Nachdem das Bundesamt für Landwirtschaft letzte Woche zwölf Bewilligungen für Wirkstoffe, welche die Entwicklung des Gehirns von ungeborenen und kleinen Kindern schädigen können, zurückgezogen hat, haben wir heute eine wegweisende Entscheidung zu treffen. Mit dem Verbot von zwölf Wirkstoffen ist das Pestizidproblem nicht gelöst. Die vom Verbot betroffenen Produkte können zum Teil noch zwölf Monate legal verkauft und weitere zwölf Monate aufgebraucht werden, als ob sie die Gehirne von Ungeborenen erst in 12 oder 24 Monaten schädigen könnten!

Laut Bundesrat sind heute 44 Wirkstoffe zugelassen, die vermutlich einen negativen Einfluss auf unser Erbgut haben, [PAGE 1255] krebserregend sind oder unsere Fortpflanzungsfähigkeit negativ beeinflussen. Dass zwei Drittel der 18- bis 22-jährigen Männer schlechte Spermien haben, scheint er damit nicht in Verbindung zu bringen. Seit 2011 wurden bei 533 Pestiziden die Anwendungsbedingungen angepasst.

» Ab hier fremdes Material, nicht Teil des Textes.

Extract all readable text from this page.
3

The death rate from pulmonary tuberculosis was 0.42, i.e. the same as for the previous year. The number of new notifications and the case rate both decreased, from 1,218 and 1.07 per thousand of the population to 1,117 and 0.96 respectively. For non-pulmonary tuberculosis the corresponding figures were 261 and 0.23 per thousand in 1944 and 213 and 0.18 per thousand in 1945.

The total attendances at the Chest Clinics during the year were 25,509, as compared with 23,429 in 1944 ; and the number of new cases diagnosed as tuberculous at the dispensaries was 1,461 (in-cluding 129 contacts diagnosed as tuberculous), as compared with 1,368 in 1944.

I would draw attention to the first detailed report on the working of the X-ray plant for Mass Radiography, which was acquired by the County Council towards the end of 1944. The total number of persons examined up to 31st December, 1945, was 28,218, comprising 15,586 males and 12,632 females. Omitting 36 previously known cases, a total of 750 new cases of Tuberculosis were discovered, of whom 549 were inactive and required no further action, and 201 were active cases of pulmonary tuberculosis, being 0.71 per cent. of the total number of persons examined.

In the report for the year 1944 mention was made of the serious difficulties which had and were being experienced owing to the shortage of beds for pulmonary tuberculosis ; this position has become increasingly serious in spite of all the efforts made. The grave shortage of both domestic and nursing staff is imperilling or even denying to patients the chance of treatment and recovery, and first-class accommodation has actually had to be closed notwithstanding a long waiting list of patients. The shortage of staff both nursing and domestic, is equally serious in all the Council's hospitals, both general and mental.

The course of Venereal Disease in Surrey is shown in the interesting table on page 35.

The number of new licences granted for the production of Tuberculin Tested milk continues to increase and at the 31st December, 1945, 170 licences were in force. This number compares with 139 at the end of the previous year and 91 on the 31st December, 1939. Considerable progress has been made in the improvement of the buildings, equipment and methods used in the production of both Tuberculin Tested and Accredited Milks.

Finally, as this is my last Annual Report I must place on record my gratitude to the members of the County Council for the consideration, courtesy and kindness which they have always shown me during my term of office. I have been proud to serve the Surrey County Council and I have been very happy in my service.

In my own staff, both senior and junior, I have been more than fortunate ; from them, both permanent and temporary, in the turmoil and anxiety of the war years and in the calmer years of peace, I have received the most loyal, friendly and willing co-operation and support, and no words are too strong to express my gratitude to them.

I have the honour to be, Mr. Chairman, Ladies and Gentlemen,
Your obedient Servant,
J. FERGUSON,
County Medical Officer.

Bei 194 Pestiziden wurde ein Anwendungsverbot ausgesprochen, weil ihre Anwendung unannehmbare Risiken für Mensch und Umwelt mit sich brachte.

In einem fortwährenden Kreislauf lässt der Bund Wirkstoffe zu, findet heraus, dass sie schädlich sind, passt Vorschriften an und verbietet die Wirkstoffe schliesslich ganz. Offensichtlich betreibt er einen gigantischen Freilandversuch an Mensch und Umwelt. Gleichzeitig wird er nicht müde zu behaupten, synthetische Pestizide seien für die landwirtschaftliche Produktion nötig und von den Konsumenten gewünscht. Dass dies falsch ist, beweisen sowohl die engagierten Landwirtinnen und Landwirte von IP-Suisse, Bio Suisse oder Demeter als auch die seit Jahren wachsenden Umsatzzahlen bei Bioprodukten im Detailhandel.

Manche der heute eingesetzten Stoffe sind viele Tausend Mal giftiger als das in den Siebzigerjahren verbotene Dichlordiphenyltrichlorethan. Wie der "Kassensturz" berichtete, reichen zehn Milliliter eines für Laien erhältlichen Insektizides, um in einem Bächlein von einem Meter Breite auf ein bis zwei Kilometer Länge sämtliche Gewässerlebewesen zu töten. Stellen Sie sich das mal vor! Das sind zehn Milliliter. (Der Redner zeigt eine Spritze) Zehn Milliliter töten jegliches Lebewesen in einem Bächlein.

Es ist Zeit, die Fakten sprechen zu lassen und auf die Stimme der Bevölkerung zu hören. Es ist Zeit, statt freiwilligen Aktionsplänen und Appellen Nägel mit Köpfen zu machen. Es fällt mir schwer, mir vorzustellen, weshalb ein bundesrätliches Versprechen nicht mit einem Gesetz verbindlich gemacht werden soll - ausser wenn dieses Versprechen später nicht umgesetzt werden soll.

Ich bitte Sie deshalb im Namen der EVP, solchen Spielen einen Riegel zu schieben und die beiden Geschäfte mit dem Auftrag, einen indirekten Gegenvorschlag auszuarbeiten, an die Kommission zurückzuweisen. Sollten die Rückweisung und die Gegenentwürfe nicht durchkommen, werden wir beide Volksinitiativen unterstützen.